Last month, the news broke that Unity — a widely used game engine — would merge with ironSource, a mobile app monetization and distribution company. But the Israeli company’s larger competitor AppLovin submitted an unsolicited takeover bid to Unity with the condition that they terminate their deal with ironSource.
Unity powers thousands of games across consoles, but when it comes to mobile apps, Unity supports popular games like Pokémon GO, Animal Crossing: Pocket Camp, Call of Duty: Mobile and more. Unity CEO John Riccitiello said that he was interested in merging with an app company like ironSource because it would give Unity developers more tools to grow and monetize mobile games. Plus, in the midst of a macroeconomic downturn, M&A can jump-start user growth, especially as valuations drop and venture capital becomes harder to come by. Despite its prevalence in the video game market, Unity is losing money. The company posted a net loss last quarter of $177.6 million, an increase year-over-year from $107.6 million.
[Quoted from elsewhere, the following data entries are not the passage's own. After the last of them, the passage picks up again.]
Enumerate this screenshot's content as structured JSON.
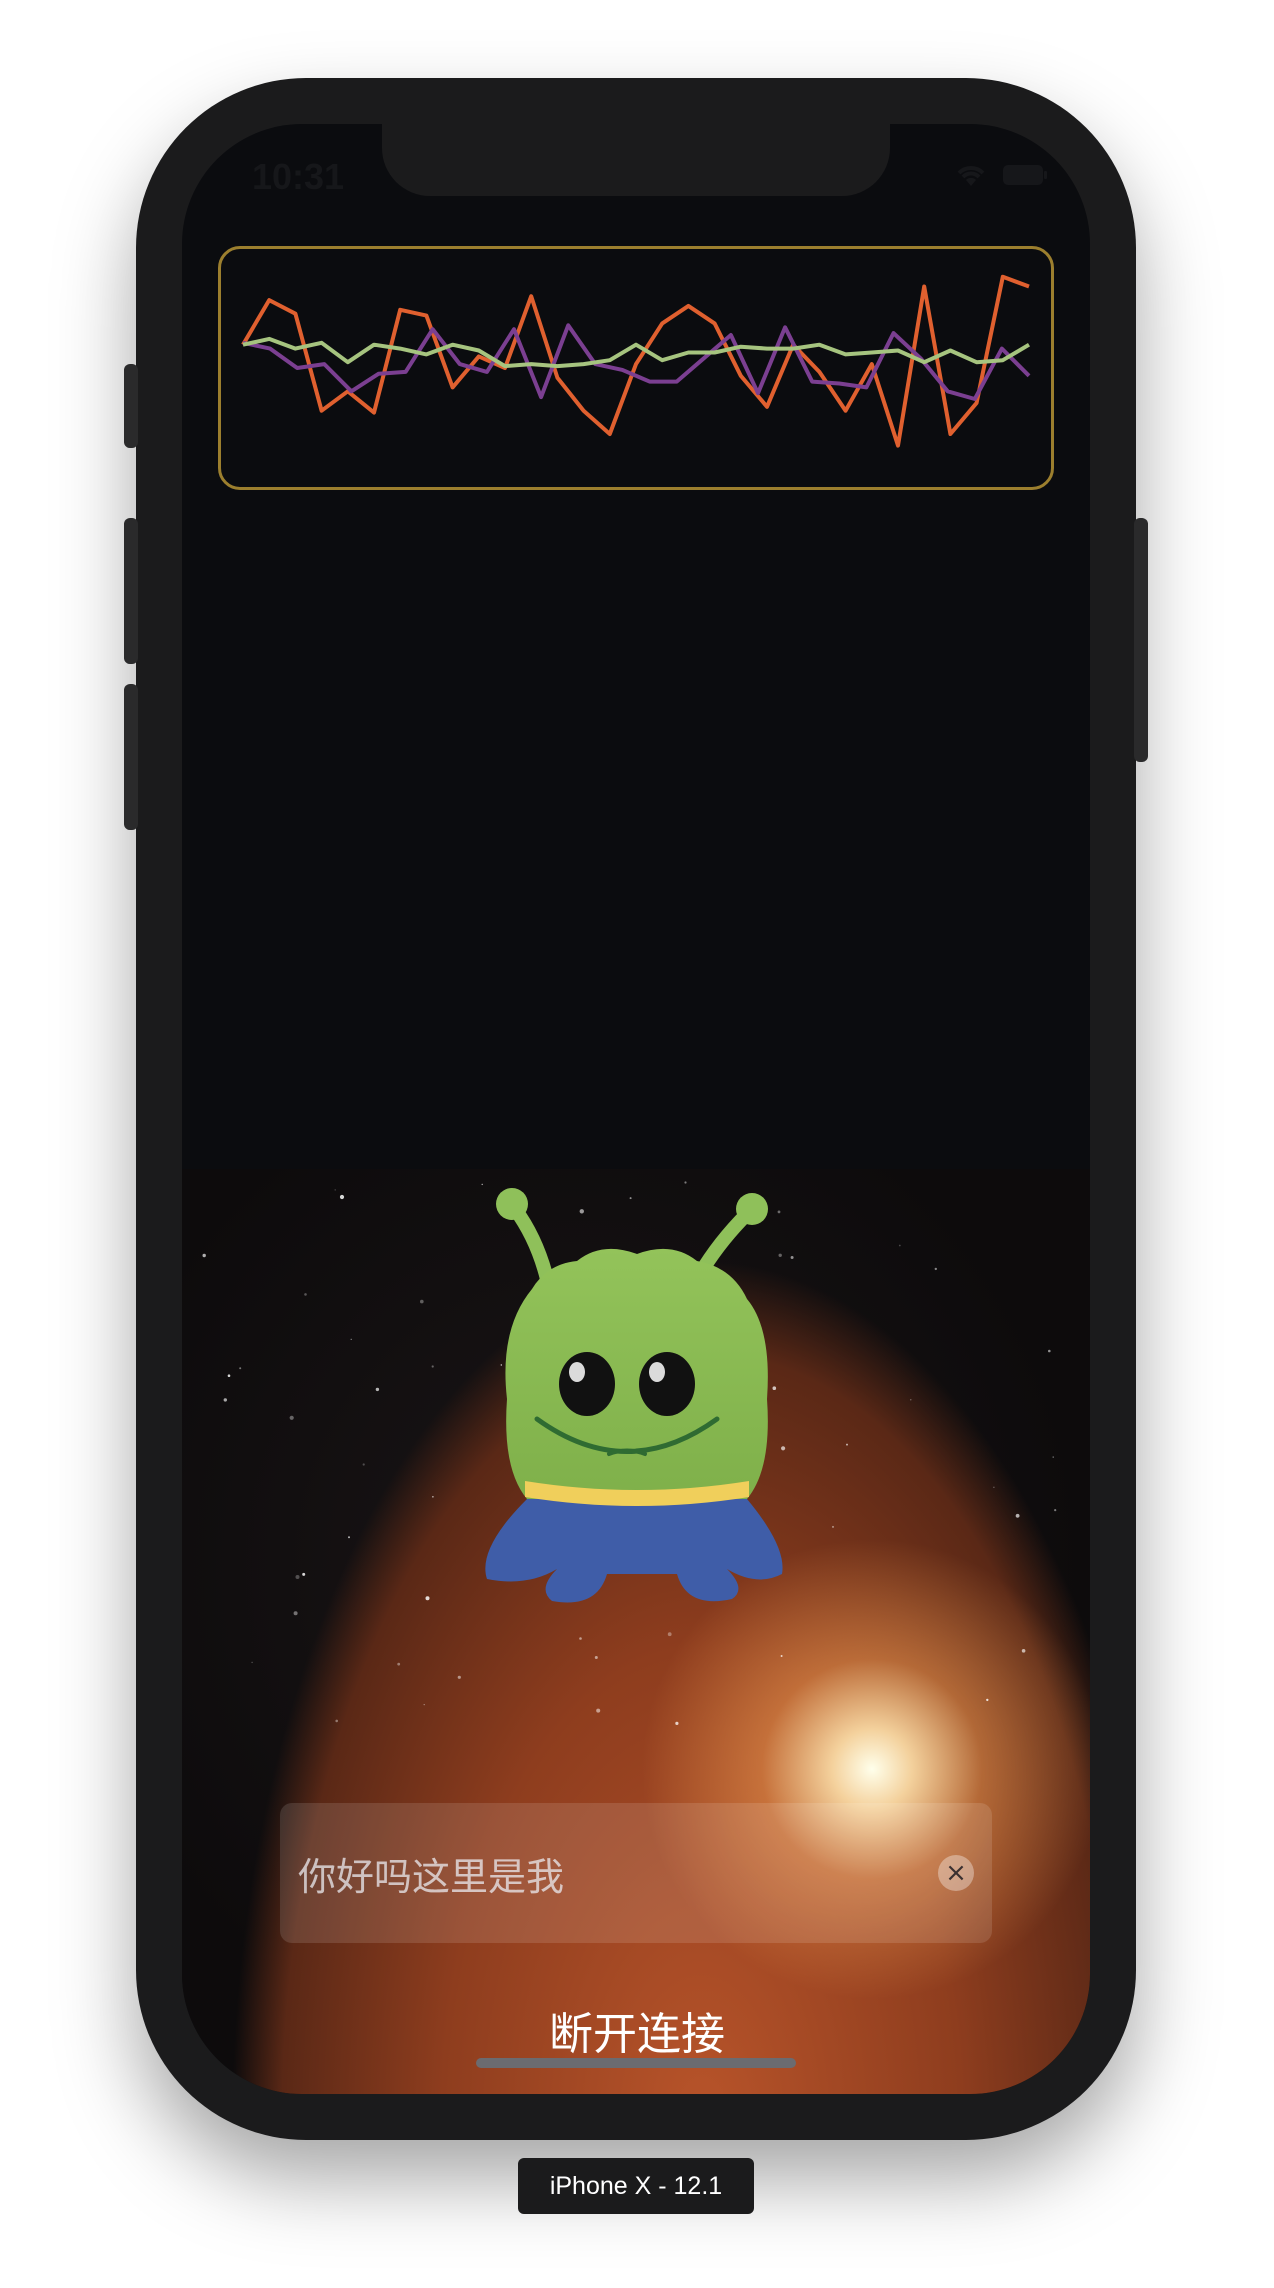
{
  "status_bar": {
    "time": "10:31",
    "icons": [
      "wifi-icon",
      "battery-icon"
    ]
  },
  "chart_data": {
    "type": "line",
    "series": [
      {
        "color": "#e0602f",
        "values": [
          0.62,
          0.85,
          0.78,
          0.28,
          0.38,
          0.27,
          0.8,
          0.77,
          0.4,
          0.56,
          0.5,
          0.87,
          0.45,
          0.28,
          0.16,
          0.52,
          0.73,
          0.82,
          0.73,
          0.46,
          0.3,
          0.62,
          0.48,
          0.28,
          0.52,
          0.1,
          0.92,
          0.16,
          0.32,
          0.97,
          0.92
        ]
      },
      {
        "color": "#7b3f91",
        "values": [
          0.63,
          0.6,
          0.5,
          0.52,
          0.38,
          0.47,
          0.48,
          0.7,
          0.52,
          0.48,
          0.7,
          0.35,
          0.72,
          0.52,
          0.49,
          0.43,
          0.43,
          0.55,
          0.67,
          0.37,
          0.71,
          0.43,
          0.42,
          0.4,
          0.68,
          0.55,
          0.38,
          0.34,
          0.6,
          0.46
        ]
      },
      {
        "color": "#a6c47f",
        "values": [
          0.62,
          0.65,
          0.6,
          0.63,
          0.53,
          0.62,
          0.6,
          0.57,
          0.62,
          0.59,
          0.51,
          0.52,
          0.51,
          0.52,
          0.54,
          0.62,
          0.54,
          0.58,
          0.58,
          0.61,
          0.6,
          0.6,
          0.62,
          0.57,
          0.58,
          0.59,
          0.53,
          0.59,
          0.53,
          0.54,
          0.62
        ]
      }
    ]
  },
  "mascot": {
    "name": "alien-mascot"
  },
  "input": {
    "value": "你好吗这里是我"
  },
  "actions": {
    "disconnect_label": "断开连接"
  },
  "device": {
    "label": "iPhone X - 12.1"
  }
}
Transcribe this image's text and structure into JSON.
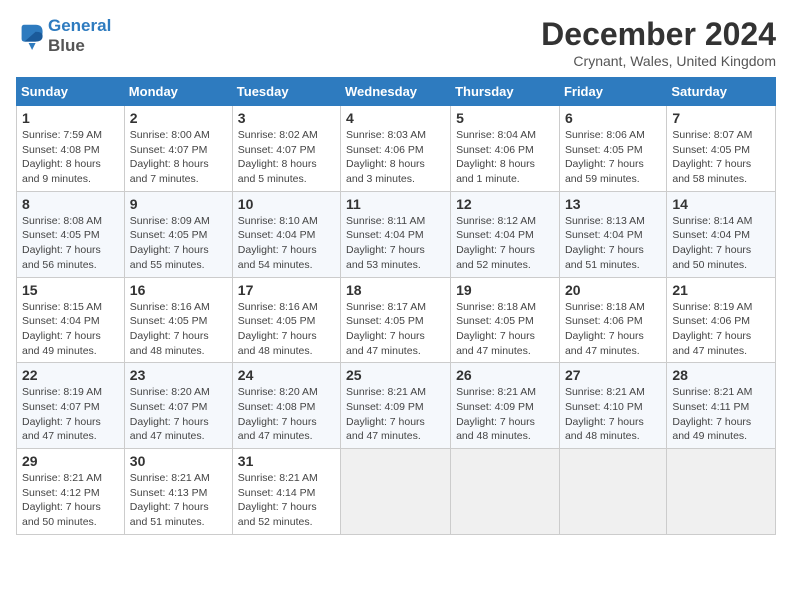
{
  "logo": {
    "line1": "General",
    "line2": "Blue"
  },
  "title": "December 2024",
  "location": "Crynant, Wales, United Kingdom",
  "days_of_week": [
    "Sunday",
    "Monday",
    "Tuesday",
    "Wednesday",
    "Thursday",
    "Friday",
    "Saturday"
  ],
  "weeks": [
    [
      {
        "num": "1",
        "info": "Sunrise: 7:59 AM\nSunset: 4:08 PM\nDaylight: 8 hours\nand 9 minutes."
      },
      {
        "num": "2",
        "info": "Sunrise: 8:00 AM\nSunset: 4:07 PM\nDaylight: 8 hours\nand 7 minutes."
      },
      {
        "num": "3",
        "info": "Sunrise: 8:02 AM\nSunset: 4:07 PM\nDaylight: 8 hours\nand 5 minutes."
      },
      {
        "num": "4",
        "info": "Sunrise: 8:03 AM\nSunset: 4:06 PM\nDaylight: 8 hours\nand 3 minutes."
      },
      {
        "num": "5",
        "info": "Sunrise: 8:04 AM\nSunset: 4:06 PM\nDaylight: 8 hours\nand 1 minute."
      },
      {
        "num": "6",
        "info": "Sunrise: 8:06 AM\nSunset: 4:05 PM\nDaylight: 7 hours\nand 59 minutes."
      },
      {
        "num": "7",
        "info": "Sunrise: 8:07 AM\nSunset: 4:05 PM\nDaylight: 7 hours\nand 58 minutes."
      }
    ],
    [
      {
        "num": "8",
        "info": "Sunrise: 8:08 AM\nSunset: 4:05 PM\nDaylight: 7 hours\nand 56 minutes."
      },
      {
        "num": "9",
        "info": "Sunrise: 8:09 AM\nSunset: 4:05 PM\nDaylight: 7 hours\nand 55 minutes."
      },
      {
        "num": "10",
        "info": "Sunrise: 8:10 AM\nSunset: 4:04 PM\nDaylight: 7 hours\nand 54 minutes."
      },
      {
        "num": "11",
        "info": "Sunrise: 8:11 AM\nSunset: 4:04 PM\nDaylight: 7 hours\nand 53 minutes."
      },
      {
        "num": "12",
        "info": "Sunrise: 8:12 AM\nSunset: 4:04 PM\nDaylight: 7 hours\nand 52 minutes."
      },
      {
        "num": "13",
        "info": "Sunrise: 8:13 AM\nSunset: 4:04 PM\nDaylight: 7 hours\nand 51 minutes."
      },
      {
        "num": "14",
        "info": "Sunrise: 8:14 AM\nSunset: 4:04 PM\nDaylight: 7 hours\nand 50 minutes."
      }
    ],
    [
      {
        "num": "15",
        "info": "Sunrise: 8:15 AM\nSunset: 4:04 PM\nDaylight: 7 hours\nand 49 minutes."
      },
      {
        "num": "16",
        "info": "Sunrise: 8:16 AM\nSunset: 4:05 PM\nDaylight: 7 hours\nand 48 minutes."
      },
      {
        "num": "17",
        "info": "Sunrise: 8:16 AM\nSunset: 4:05 PM\nDaylight: 7 hours\nand 48 minutes."
      },
      {
        "num": "18",
        "info": "Sunrise: 8:17 AM\nSunset: 4:05 PM\nDaylight: 7 hours\nand 47 minutes."
      },
      {
        "num": "19",
        "info": "Sunrise: 8:18 AM\nSunset: 4:05 PM\nDaylight: 7 hours\nand 47 minutes."
      },
      {
        "num": "20",
        "info": "Sunrise: 8:18 AM\nSunset: 4:06 PM\nDaylight: 7 hours\nand 47 minutes."
      },
      {
        "num": "21",
        "info": "Sunrise: 8:19 AM\nSunset: 4:06 PM\nDaylight: 7 hours\nand 47 minutes."
      }
    ],
    [
      {
        "num": "22",
        "info": "Sunrise: 8:19 AM\nSunset: 4:07 PM\nDaylight: 7 hours\nand 47 minutes."
      },
      {
        "num": "23",
        "info": "Sunrise: 8:20 AM\nSunset: 4:07 PM\nDaylight: 7 hours\nand 47 minutes."
      },
      {
        "num": "24",
        "info": "Sunrise: 8:20 AM\nSunset: 4:08 PM\nDaylight: 7 hours\nand 47 minutes."
      },
      {
        "num": "25",
        "info": "Sunrise: 8:21 AM\nSunset: 4:09 PM\nDaylight: 7 hours\nand 47 minutes."
      },
      {
        "num": "26",
        "info": "Sunrise: 8:21 AM\nSunset: 4:09 PM\nDaylight: 7 hours\nand 48 minutes."
      },
      {
        "num": "27",
        "info": "Sunrise: 8:21 AM\nSunset: 4:10 PM\nDaylight: 7 hours\nand 48 minutes."
      },
      {
        "num": "28",
        "info": "Sunrise: 8:21 AM\nSunset: 4:11 PM\nDaylight: 7 hours\nand 49 minutes."
      }
    ],
    [
      {
        "num": "29",
        "info": "Sunrise: 8:21 AM\nSunset: 4:12 PM\nDaylight: 7 hours\nand 50 minutes."
      },
      {
        "num": "30",
        "info": "Sunrise: 8:21 AM\nSunset: 4:13 PM\nDaylight: 7 hours\nand 51 minutes."
      },
      {
        "num": "31",
        "info": "Sunrise: 8:21 AM\nSunset: 4:14 PM\nDaylight: 7 hours\nand 52 minutes."
      },
      null,
      null,
      null,
      null
    ]
  ]
}
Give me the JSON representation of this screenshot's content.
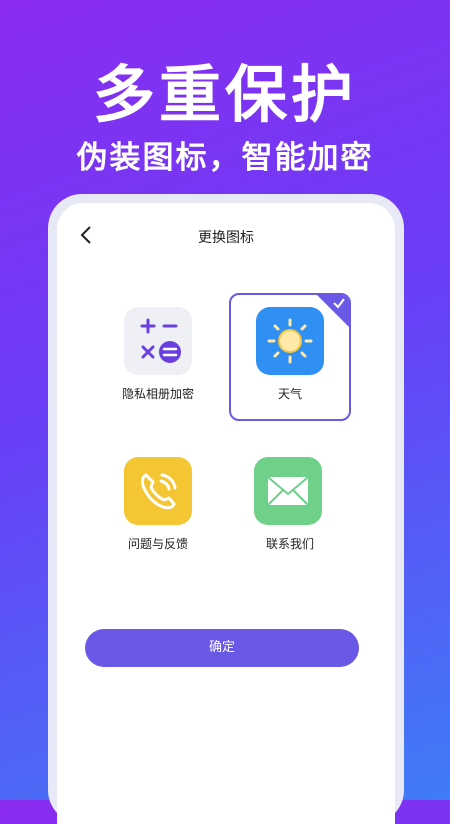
{
  "promo": {
    "headline": "多重保护",
    "subheadline": "伪装图标，智能加密"
  },
  "screen": {
    "title": "更换图标",
    "confirm_label": "确定"
  },
  "icons": [
    {
      "label": "隐私相册加密",
      "icon": "calculator-icon",
      "selected": false
    },
    {
      "label": "天气",
      "icon": "weather-sun-icon",
      "selected": true
    },
    {
      "label": "问题与反馈",
      "icon": "phone-call-icon",
      "selected": false
    },
    {
      "label": "联系我们",
      "icon": "mail-envelope-icon",
      "selected": false
    }
  ],
  "colors": {
    "accent": "#6a58e6",
    "background_top": "#8a2cf0",
    "background_bottom": "#3f7cf7",
    "weather_blue": "#2f8ff2",
    "call_yellow": "#f5c634",
    "mail_green": "#6fd08a"
  }
}
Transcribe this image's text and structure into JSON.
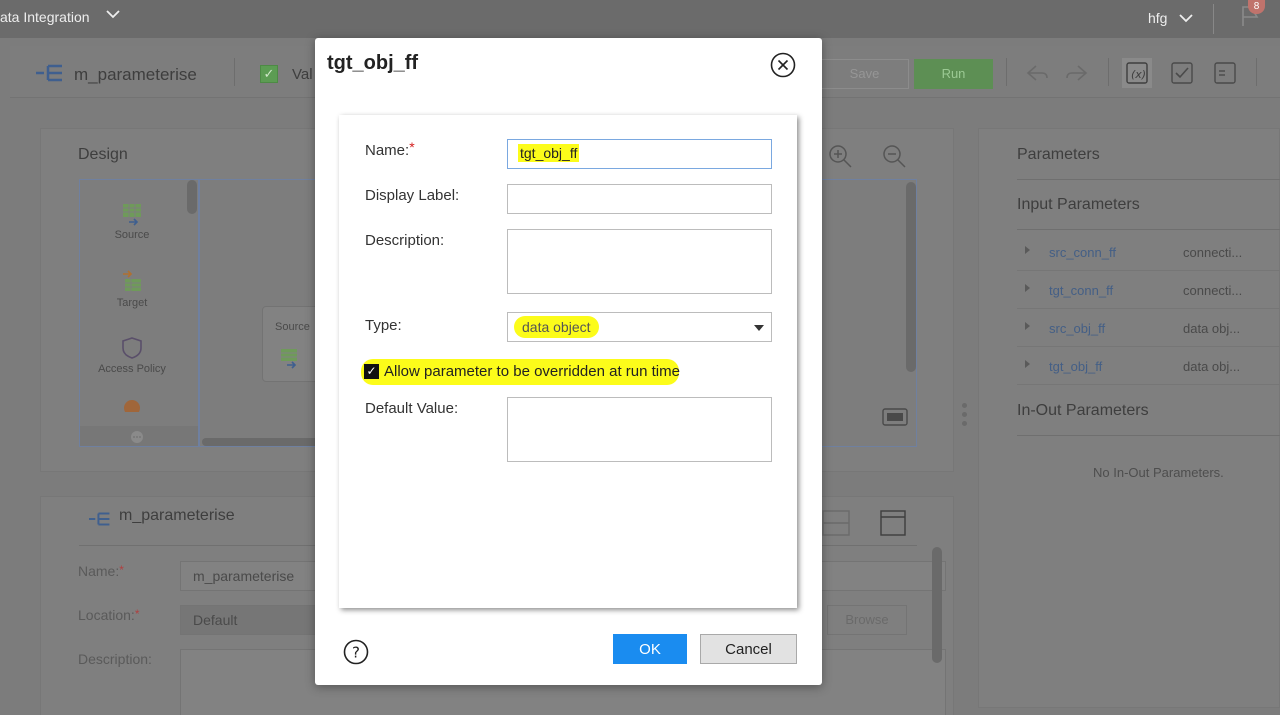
{
  "topbar": {
    "app_title": "ata Integration",
    "user": "hfg",
    "notification_count": "8"
  },
  "toolbar": {
    "mapping_name": "m_parameterise",
    "valid_label": "Val",
    "save_label": "Save",
    "run_label": "Run"
  },
  "design": {
    "title": "Design",
    "palette": [
      {
        "label": "Source",
        "icon": "source-icon"
      },
      {
        "label": "Target",
        "icon": "target-icon"
      },
      {
        "label": "Access Policy",
        "icon": "access-policy-icon"
      }
    ],
    "canvas_node_label": "Source"
  },
  "properties": {
    "title": "m_parameterise",
    "name_label": "Name:",
    "name_value": "m_parameterise",
    "location_label": "Location:",
    "location_value": "Default",
    "description_label": "Description:",
    "browse_label": "Browse"
  },
  "parameters": {
    "title": "Parameters",
    "input_title": "Input Parameters",
    "input_items": [
      {
        "name": "src_conn_ff",
        "type": "connecti..."
      },
      {
        "name": "tgt_conn_ff",
        "type": "connecti..."
      },
      {
        "name": "src_obj_ff",
        "type": "data obj..."
      },
      {
        "name": "tgt_obj_ff",
        "type": "data obj..."
      }
    ],
    "inout_title": "In-Out Parameters",
    "inout_empty": "No In-Out Parameters."
  },
  "dialog": {
    "title": "tgt_obj_ff",
    "name_label": "Name:",
    "required_mark": "*",
    "name_value": "tgt_obj_ff",
    "display_label_label": "Display Label:",
    "display_label_value": "",
    "description_label": "Description:",
    "type_label": "Type:",
    "type_value": "data object",
    "allow_override_label": "Allow parameter to be overridden at run time",
    "allow_override_checked": true,
    "default_value_label": "Default Value:",
    "ok_label": "OK",
    "cancel_label": "Cancel"
  },
  "colors": {
    "highlight": "#fcfc1a",
    "primary_button": "#1a8cf0",
    "required": "#d42020",
    "link": "#445f86"
  }
}
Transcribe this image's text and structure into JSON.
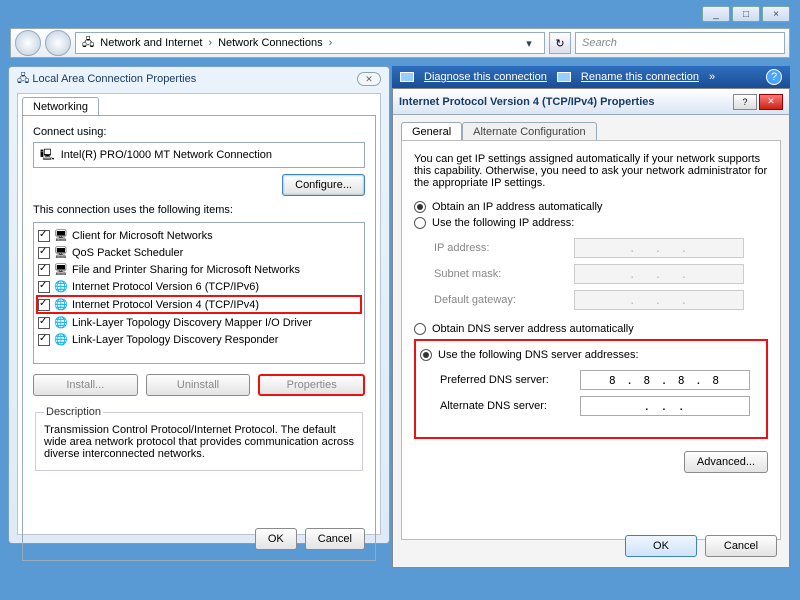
{
  "chrome": {
    "min": "_",
    "max": "□",
    "close": "×"
  },
  "nav": {
    "crumb1": "Network and Internet",
    "crumb2": "Network Connections",
    "search_placeholder": "Search"
  },
  "bluebar": {
    "diagnose": "Diagnose this connection",
    "rename": "Rename this connection",
    "more": "»"
  },
  "lan": {
    "title": "Local Area Connection Properties",
    "tab": "Networking",
    "connect_using": "Connect using:",
    "adapter": "Intel(R) PRO/1000 MT Network Connection",
    "configure": "Configure...",
    "uses_items": "This connection uses the following items:",
    "items": [
      "Client for Microsoft Networks",
      "QoS Packet Scheduler",
      "File and Printer Sharing for Microsoft Networks",
      "Internet Protocol Version 6 (TCP/IPv6)",
      "Internet Protocol Version 4 (TCP/IPv4)",
      "Link-Layer Topology Discovery Mapper I/O Driver",
      "Link-Layer Topology Discovery Responder"
    ],
    "install": "Install...",
    "uninstall": "Uninstall",
    "properties": "Properties",
    "desc_legend": "Description",
    "desc_text": "Transmission Control Protocol/Internet Protocol. The default wide area network protocol that provides communication across diverse interconnected networks.",
    "ok": "OK",
    "cancel": "Cancel"
  },
  "ipv4": {
    "title": "Internet Protocol Version 4 (TCP/IPv4) Properties",
    "tab_general": "General",
    "tab_alt": "Alternate Configuration",
    "intro": "You can get IP settings assigned automatically if your network supports this capability. Otherwise, you need to ask your network administrator for the appropriate IP settings.",
    "r_auto_ip": "Obtain an IP address automatically",
    "r_manual_ip": "Use the following IP address:",
    "lbl_ip": "IP address:",
    "lbl_mask": "Subnet mask:",
    "lbl_gw": "Default gateway:",
    "r_auto_dns": "Obtain DNS server address automatically",
    "r_manual_dns": "Use the following DNS server addresses:",
    "lbl_pdns": "Preferred DNS server:",
    "lbl_adns": "Alternate DNS server:",
    "pdns_value": "8 . 8 . 8 . 8",
    "adns_value": ".   .   .",
    "advanced": "Advanced...",
    "ok": "OK",
    "cancel": "Cancel"
  }
}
As TechCrunch’s Ingrid Lunden pointed out, both Unity and ironSource are familiar with this M&A playbook. In January, ironSource acquired Tapjoy for $400 million. In the same month, Unity acquired Ziva Dynamics to expand the tools that it offers to games and other interactive developers, for an undisclosed sum.
In AppLovin’s proposal, Unity would have owned 55% of the merged company’s shares, representing 49% of voting rights. But in the agreement with ironSource, the Israel-based company will become a wholly owned subsidiary of Unity. As part of the deal, Silver Lake and Sequoia will purchase an aggregate $1 billion in convertible notes at deal close.
By the numbers, the potential deal with AppLovin would have been more significant; Unity valued ironSource at $4.4 billion, whereas AppLovin’s proposal was worth $20 billion. AppLovin estimated that if it merged with Unity, the consolidated company could reach an estimated run-rate adjusted EBITDA of over $3 billion by the end of 2024. With the ironSource proposal, that number is only $1 billion. But the original deal with ironSource gives Unity more control in the long run, and the Unity Board determined that AppLovin’s offer was not a “superior proposal.”
“The Board continues to believe that the ironSource transaction is compelling and will deliver an opportunity to generate long-term value through the creation of a unique end-to-end platform that allows creators to develop, publish, run, monetize and grow live games and real-time 3D content seamlessly,” said Riccitiello.